The DPP staged large protests against the visit by Chinese officials. The KMT responded by mobilising 7,000 police officers, provoking violent clashes with the protestors. In calling the protests, the DPP sought to exploit growing discontent over unemployment and declining living standards by mounting a scare campaign about Chinese workers stealing local jobs. 

Living standards are falling as the Taiwanese economy slows. Last month, Taiwan’s total overall exports fell by 8.3 percent from a year ago—sales to China fell by 19.9 percent and to the US by 11.4 percent. A recent survey found that more than 20 percent of Taiwanese firms have shed workers or are planning to do so during the fourth quarter. At the same time, nearly 13 percent of the surveyed businesses indicated that they were considering closing down—more than double the figure of 5.03 percent in June.
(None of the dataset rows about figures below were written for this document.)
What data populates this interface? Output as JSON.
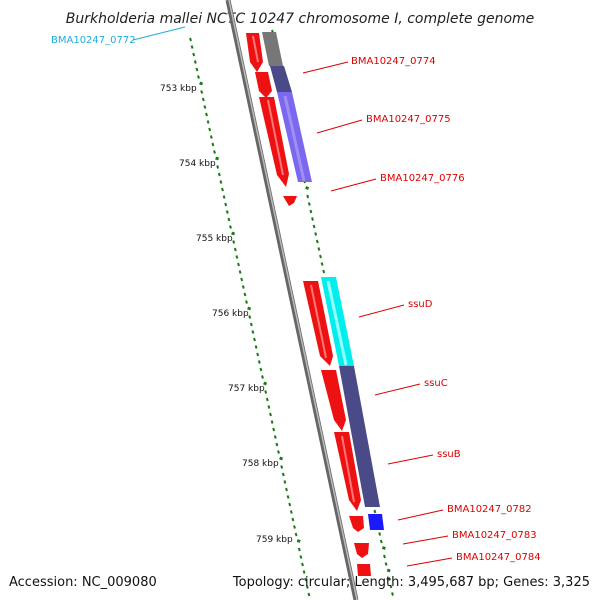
{
  "title": "Burkholderia mallei NCTC 10247 chromosome I, complete genome",
  "footer": {
    "accession": "Accession: NC_009080",
    "summary": "Topology: circular; Length: 3,495,687 bp; Genes: 3,325"
  },
  "colors": {
    "backbone": "#888888",
    "tick": "#1a7a1a",
    "cds_red": "#ee1111",
    "label_red": "#dd0000",
    "label_cyan": "#22aadd",
    "gray_feature": "#777777",
    "slate_feature": "#4a4a88",
    "lavender_feature": "#7b68ee",
    "cyan_feature": "#00eeee",
    "blue_feature": "#1a1aff"
  },
  "scale_labels": [
    "753 kbp",
    "754 kbp",
    "755 kbp",
    "756 kbp",
    "757 kbp",
    "758 kbp",
    "759 kbp"
  ],
  "gene_labels": [
    {
      "text": "BMA10247_0772",
      "color": "cyan"
    },
    {
      "text": "BMA10247_0774",
      "color": "red"
    },
    {
      "text": "BMA10247_0775",
      "color": "red"
    },
    {
      "text": "BMA10247_0776",
      "color": "red"
    },
    {
      "text": "ssuD",
      "color": "red"
    },
    {
      "text": "ssuC",
      "color": "red"
    },
    {
      "text": "ssuB",
      "color": "red"
    },
    {
      "text": "BMA10247_0782",
      "color": "red"
    },
    {
      "text": "BMA10247_0783",
      "color": "red"
    },
    {
      "text": "BMA10247_0784",
      "color": "red"
    }
  ]
}
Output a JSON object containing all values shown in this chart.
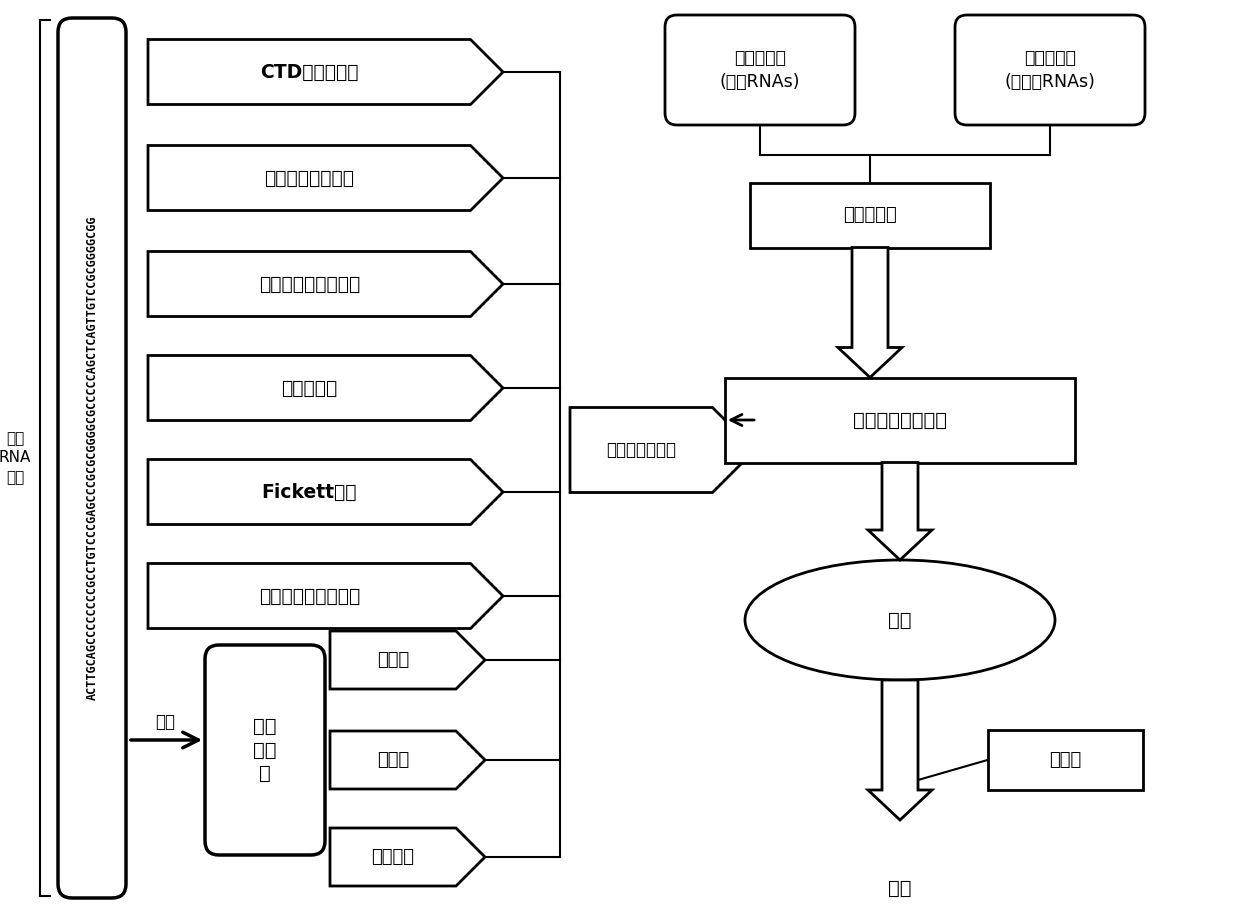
{
  "background_color": "#ffffff",
  "rna_seq_text": "ACTTGCAGCCCCCCCCGCCTGTCCCGAGCCCGCGCGGGGCGCCCCCAGCTCAGTTGTCCGCGGGGCGG",
  "rna_label_line1": "一条",
  "rna_label_line2": "RNA",
  "rna_label_line3": "序列",
  "features": [
    "CTD编码的特征",
    "开放阅读框的长度",
    "开放阅读框的覆盖率",
    "六聚体打分",
    "Fickett打分",
    "开放阅读框的完整性"
  ],
  "features_bold": [
    true,
    false,
    false,
    false,
    true,
    false
  ],
  "protein_features": [
    "等电点",
    "亲水性",
    "不稳定性"
  ],
  "protein_box_label": "蛋白\n白质\n序列",
  "translate_label": "翻译",
  "relevance_label": "相关度和冗余度",
  "svm_label": "支持向量机分类器",
  "model_label": "模型",
  "training_label": "训练数据集",
  "test_label": "测试集",
  "analysis_label": "分析",
  "pos_dataset_label": "阳性数据集\n(编码RNAs)",
  "neg_dataset_label": "阴性数据集\n(非编码RNAs)"
}
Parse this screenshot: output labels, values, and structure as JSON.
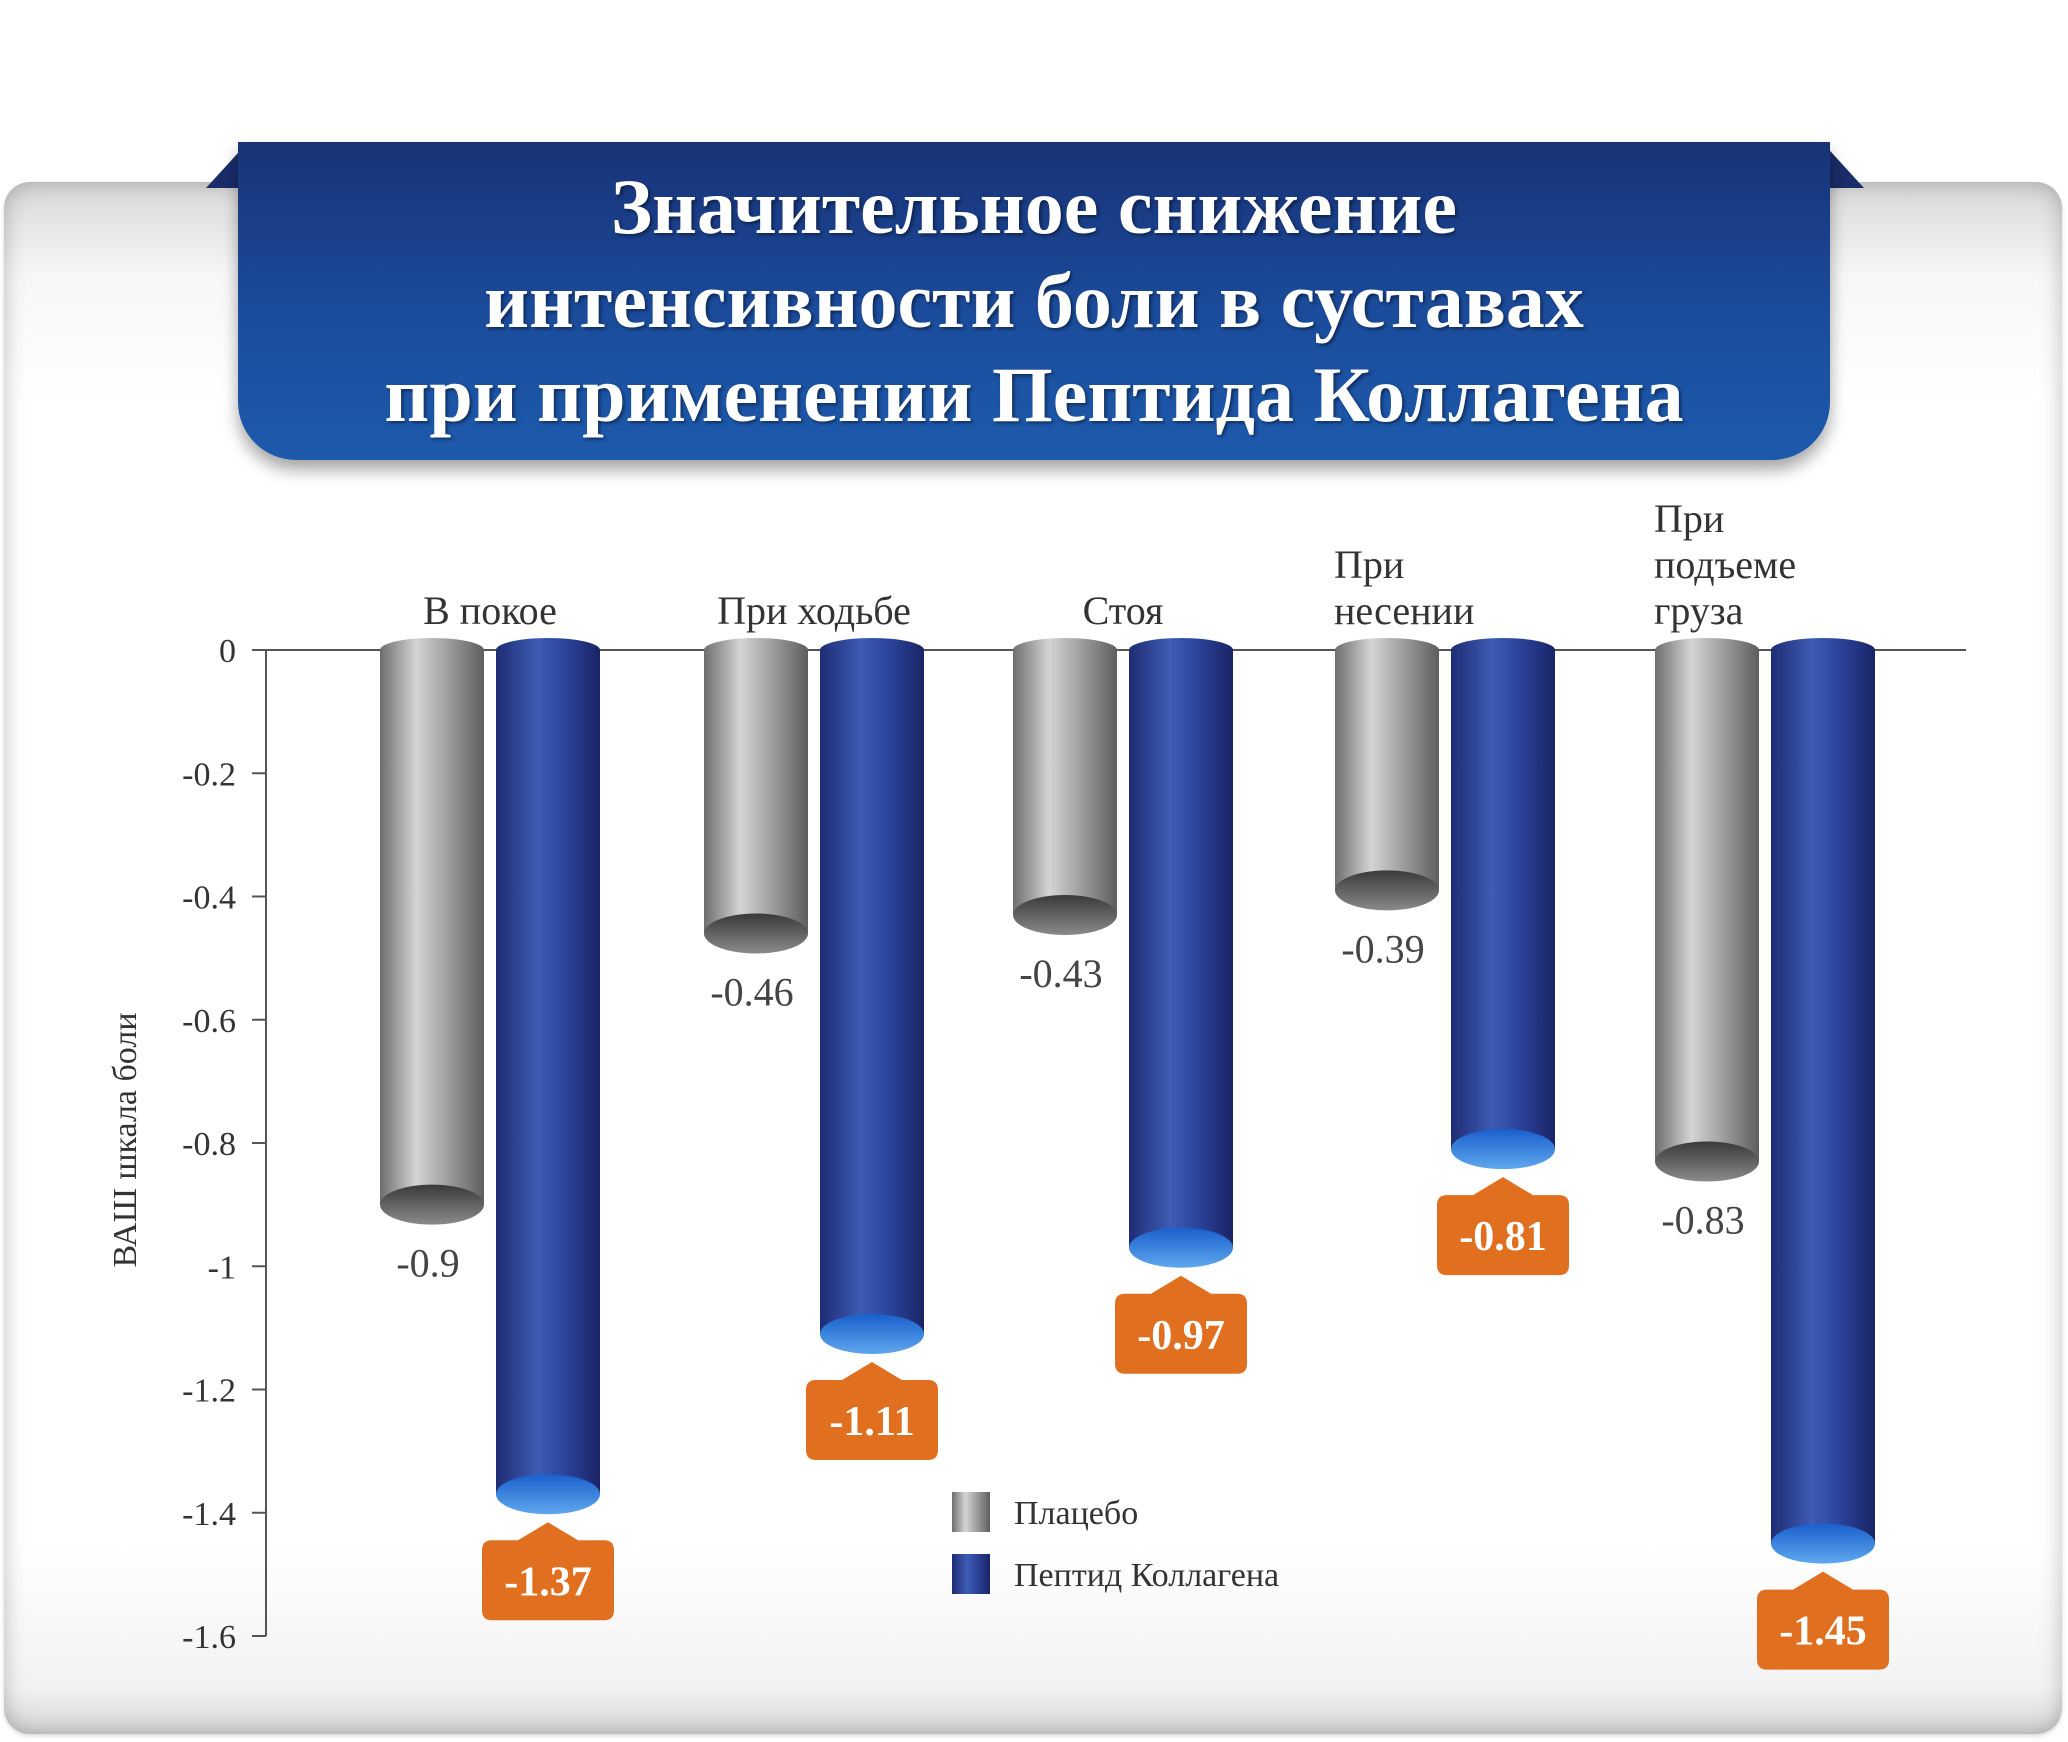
{
  "title": "Значительное снижение\nинтенсивности боли в суставах\nпри применении Пептида Коллагена",
  "colors": {
    "placebo": "#9a9a9a",
    "peptide": "#2a3f96",
    "badge": "#e07020",
    "title_bg": "#1b4c9c"
  },
  "chart_data": {
    "type": "bar",
    "ylabel": "ВАШ шкала боли",
    "ylim": [
      -1.6,
      0
    ],
    "yticks": [
      "0",
      "-0.2",
      "-0.4",
      "-0.6",
      "-0.8",
      "-1",
      "-1.2",
      "-1.4",
      "-1.6"
    ],
    "categories": [
      [
        "В покое"
      ],
      [
        "При ходьбе"
      ],
      [
        "Стоя"
      ],
      [
        "При",
        "несении"
      ],
      [
        "При",
        "подъеме",
        "груза"
      ]
    ],
    "series": [
      {
        "name": "Плацебо",
        "values": [
          -0.9,
          -0.46,
          -0.43,
          -0.39,
          -0.83
        ],
        "labels": [
          "-0.9",
          "-0.46",
          "-0.43",
          "-0.39",
          "-0.83"
        ]
      },
      {
        "name": "Пептид Коллагена",
        "values": [
          -1.37,
          -1.11,
          -0.97,
          -0.81,
          -1.45
        ],
        "labels": [
          "-1.37",
          "-1.11",
          "-0.97",
          "-0.81",
          "-1.45"
        ]
      }
    ],
    "legend_position": "bottom-center"
  }
}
Ma’s popularity has plummeted from 60 percent when he took office in May to just 24 percent last month. Around 600,000 people turned out to the DPP’s rallies on October 26. Although many were traditional DPP supporters, others undoubtedly took the opportunity to express their anger over deteriorating social conditions. 

The deep divisions in the Taiwanese ruling elite will only intensify after Chen’s jailing. Not all sections of business are oriented solely to China. The Taipei Times, for instance, commented: “[T]he possibility that China may use Taiwan’s dependence on its market as political leverage is real. Taiwan should strive to link itself with the entire world when linking with China, so that global business interests are connected to Taiwan’s interests and serve to protect it.”

Neither faction of the ruling elite has the slightest concern for the growing social crisis facing working people. There is no doubt that if discontent erupted on a large scale over rising unemployment and poverty, both sides would rapidly bury their differences to suppress the threat.